Ich bin nicht von Kurt oder Vucich zu gewinnen, aber ich erhalte diese neun Finger, die gehen und arbeiten”, sagte Jovan Jovanovic, Bewohner des Bosnischen Viertels.
Am 23. April können Bewohner von vier nordafrikanischen Gemeinden für die politische Macht abstimmen, die sie in den kommenden Jahren führen werden.
Die beiden Eden Attici Kandidaten aus der Vetevendosje- und Betim Osmani-Bewegung aus der Bürgerinitiative sagen, dass sie Kampagnen machen und die Lage im Norden relativ ruhig ist.
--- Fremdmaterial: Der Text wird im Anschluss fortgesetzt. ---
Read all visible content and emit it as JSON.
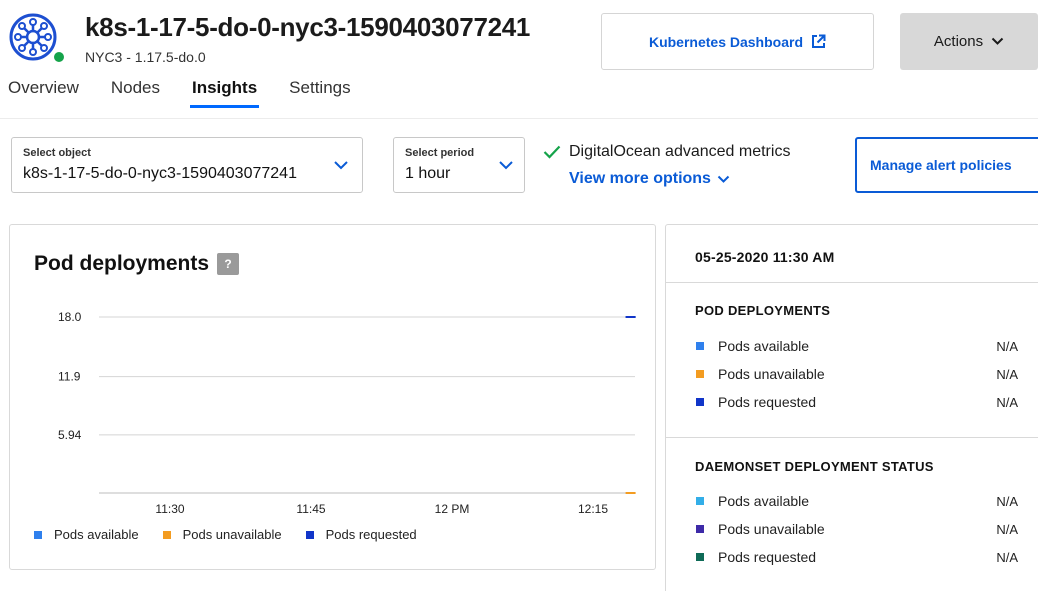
{
  "header": {
    "title": "k8s-1-17-5-do-0-nyc3-1590403077241",
    "subtitle": "NYC3 - 1.17.5-do.0",
    "status_color": "#15a34a",
    "icon": "kubernetes-icon",
    "dashboard_button": "Kubernetes Dashboard",
    "actions_button": "Actions"
  },
  "tabs": [
    {
      "label": "Overview",
      "active": false
    },
    {
      "label": "Nodes",
      "active": false
    },
    {
      "label": "Insights",
      "active": true
    },
    {
      "label": "Settings",
      "active": false
    }
  ],
  "filters": {
    "object_label": "Select object",
    "object_value": "k8s-1-17-5-do-0-nyc3-1590403077241",
    "period_label": "Select period",
    "period_value": "1 hour",
    "metrics_text": "DigitalOcean advanced metrics",
    "more_options": "View more options",
    "alert_button": "Manage alert policies"
  },
  "chart_panel": {
    "title": "Pod deployments",
    "help": "?"
  },
  "chart_data": {
    "type": "line",
    "x": [
      "11:30",
      "11:45",
      "12 PM",
      "12:15"
    ],
    "y_ticks": [
      "18.0",
      "11.9",
      "5.94"
    ],
    "ylim": [
      0,
      18.0
    ],
    "grid": true,
    "legend_position": "bottom",
    "series": [
      {
        "name": "Pods available",
        "color": "#2f80ed",
        "x": "12:19",
        "y": 18.0
      },
      {
        "name": "Pods unavailable",
        "color": "#f39c21",
        "x": "12:19",
        "y": 0
      },
      {
        "name": "Pods requested",
        "color": "#1135c9",
        "x": "12:19",
        "y": 18.0
      }
    ]
  },
  "side_panel": {
    "timestamp": "05-25-2020 11:30 AM",
    "sections": [
      {
        "heading": "POD DEPLOYMENTS",
        "rows": [
          {
            "label": "Pods available",
            "value": "N/A",
            "color": "#2f80ed"
          },
          {
            "label": "Pods unavailable",
            "value": "N/A",
            "color": "#f39c21"
          },
          {
            "label": "Pods requested",
            "value": "N/A",
            "color": "#1135c9"
          }
        ]
      },
      {
        "heading": "DAEMONSET DEPLOYMENT STATUS",
        "rows": [
          {
            "label": "Pods available",
            "value": "N/A",
            "color": "#33aee8"
          },
          {
            "label": "Pods unavailable",
            "value": "N/A",
            "color": "#3d2aa8"
          },
          {
            "label": "Pods requested",
            "value": "N/A",
            "color": "#0f6b57"
          }
        ]
      }
    ]
  }
}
Attiqi sagte, es gibt eine Dosis Unsicherheit in den Bürgern, aber da es fast jedes Jahr Wahlen im Norden gibt, wird der Wahlort mit solchen Situationen gemäßigt.
“Elektorat wird für diese Situation verwendet und wir haben die Wahlberechtigten dort hinzugefügt”, sagte Attic RTK, wonach die Situation sicherer ist als ihre Darstellung, wie sie die Bereitschaft zum Ausführen der Gemeinde nach Montag ausgedrückt hat.
Während Betim Osmani über die Sicherheit skeptischer war, forderte er, dass die Regierung so aktiv wie möglich im Norden sei. Er sagte auch, wie die Initiative seit Monaten gekampagnet wurde, mit der Idee, so viele Bürger in der Wahl wie möglich zu haben. Er sagte sogar, dass Bürger aus der serbischen Gemeinschaft zu den Umfragen im Norden kommen würden.
Die beiden Kandidaten sprachen auch von Parteiideen für die Entwicklung von Gemeinden, die Rückkehr von Bürgern, Wohnungsbau, Gesundheitsentwicklung und Infrastruktur. Sie sagten, sie würden versuchen, Brücken der Zusammenarbeit im Norden zu schaffen.